Die Verbindung von philologischen und medicinischen Studien, wie sie bei T. hervortritt, war im 16., wie auch noch im 17. Jahrhundert, gar nicht selten. (Vgl. beispielsweise Luc. Müller, Gesch. der class. Phil. in den Niederlanden, Leipzig 1869, S. 22 f., auch oben den Art. Jacob Tollius.) Sie hatte ihren Grund vorwiegend darin, daß die jungen Männer, die sich den eigentlichen Facultätsstudien, der Theologie, der Rechtswissenschaft oder der Heilkunde, zu widmen gedachten, vorerst als Mitglieder der Artistenfacultät propädeutische Vorlesungen über lateinische Sprache und Antiquitäten zu hören hatten, wie denn ja auch ohne Kenntniß der Sprache Cicero’s ein Verständniß der ausnahmslos lateinisch gehaltenen Vorträge der theologischen, juristischen und medicinischen Professoren überhaupt nicht möglich gewesen wäre.
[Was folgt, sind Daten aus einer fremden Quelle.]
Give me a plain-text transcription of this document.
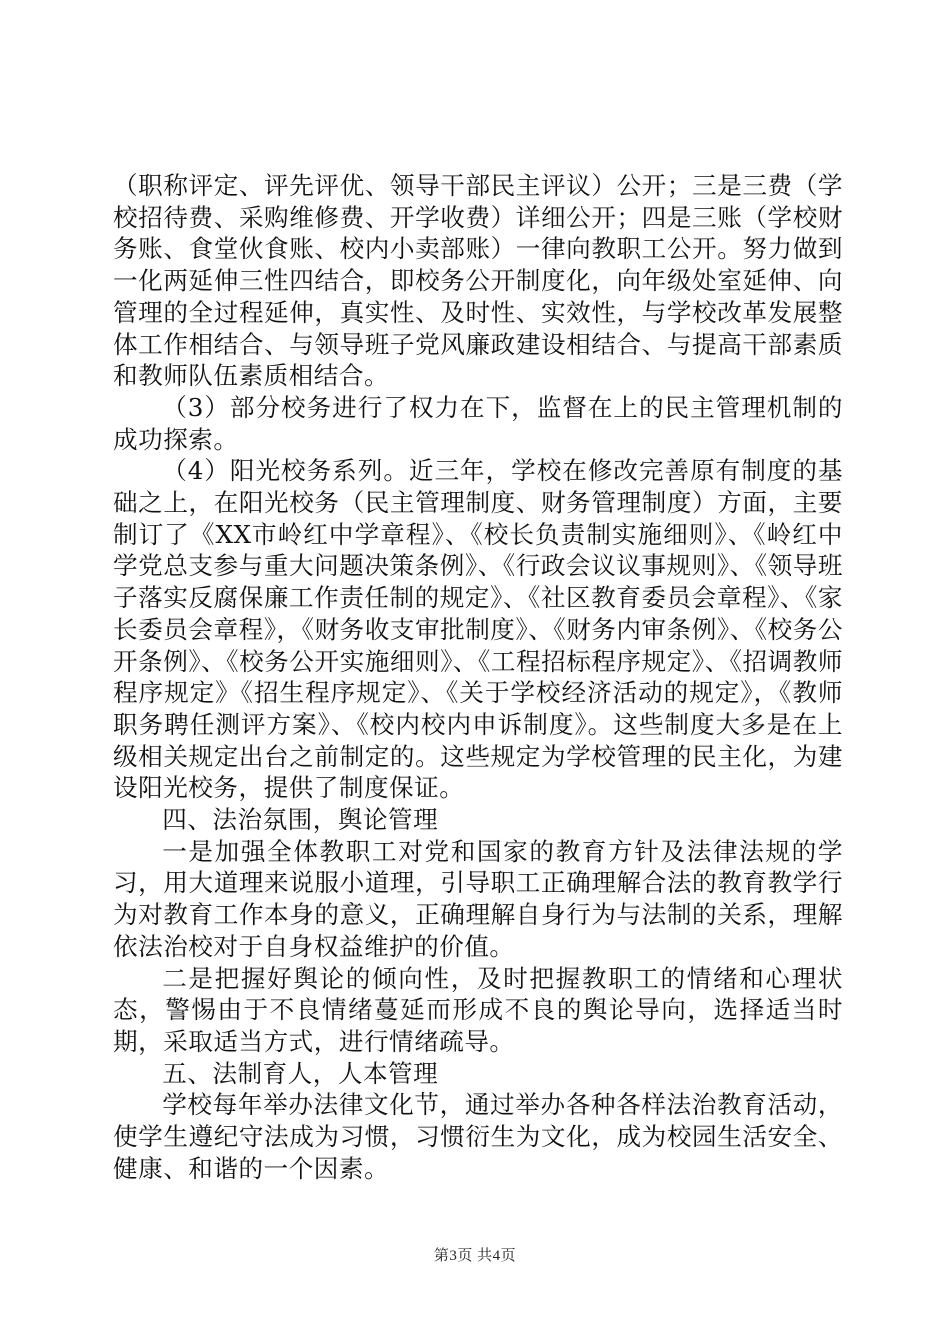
（职称评定、评先评优、领导干部民主评议）公开；三是三费（学校招待费、采购维修费、开学收费）详细公开；四是三账（学校财务账、食堂伙食账、校内小卖部账）一律向教职工公开。努力做到一化两延伸三性四结合，即校务公开制度化，向年级处室延伸、向管理的全过程延伸，真实性、及时性、实效性，与学校改革发展整体工作相结合、与领导班子党风廉政建设相结合、与提高干部素质和教师队伍素质相结合。

（3）部分校务进行了权力在下，监督在上的民主管理机制的成功探索。

（4）阳光校务系列。近三年，学校在修改完善原有制度的基础之上，在阳光校务（民主管理制度、财务管理制度）方面，主要制订了《XX市岭红中学章程》、《校长负责制实施细则》、《岭红中学党总支参与重大问题决策条例》、《行政会议议事规则》、《领导班子落实反腐保廉工作责任制的规定》、《社区教育委员会章程》、《家长委员会章程》，《财务收支审批制度》、《财务内审条例》、《校务公开条例》、《校务公开实施细则》、《工程招标程序规定》、《招调教师程序规定》《招生程序规定》、《关于学校经济活动的规定》，《教师职务聘任测评方案》、《校内校内申诉制度》。这些制度大多是在上级相关规定出台之前制定的。这些规定为学校管理的民主化，为建设阳光校务，提供了制度保证。

四、法治氛围，舆论管理

一是加强全体教职工对党和国家的教育方针及法律法规的学习，用大道理来说服小道理，引导职工正确理解合法的教育教学行为对教育工作本身的意义，正确理解自身行为与法制的关系，理解依法治校对于自身权益维护的价值。

二是把握好舆论的倾向性，及时把握教职工的情绪和心理状态，警惕由于不良情绪蔓延而形成不良的舆论导向，选择适当时期，采取适当方式，进行情绪疏导。

五、法制育人，人本管理

学校每年举办法律文化节，通过举办各种各样法治教育活动，使学生遵纪守法成为习惯，习惯衍生为文化，成为校园生活安全、健康、和谐的一个因素。

第3页 共4页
Infolge seiner humanistischen Gelehrsamkeit vermochte T. seinen Berufsgenossen die Schriften griechischer Aerzte in lateinischen Uebersetzungen und die Werke römischer Heilkundiger in zweckmäßigen Ausgaben darzubieten. Das Verdienst, das er sich hierdurch erworben hat, wird noch dadurch übertroffen, daß er von dem epochemachenden Werke des größten Anatomen seiner Zeit, der Fabrica humani corporis des Andreas Vesalius, eine deutsche Uebersetzung besorgte, die 1551 zu Nürnberg im Druck erschienen ist. Ohne Zweifel haben auch zwischen ihm und dem Verfasser der Fabrica nähere persönliche Beziehungen bestanden; bekannt wenigstens ist, daß der damals 28jährige Vesalius sich 1542, gerade als T. Rector war, in Basel immatriculiren ließ und dort den Druck seines Werkes – dasselbe erschien 1543 bei Oporin in Basel – überwachte. Als selbständige medicinische Schrift wird von T. nur eine einzige Abhandlung erwähnt: „Wie man sich von der grausamen erschrecklichen Pestilentz enthalten mög.“ Basel 1539.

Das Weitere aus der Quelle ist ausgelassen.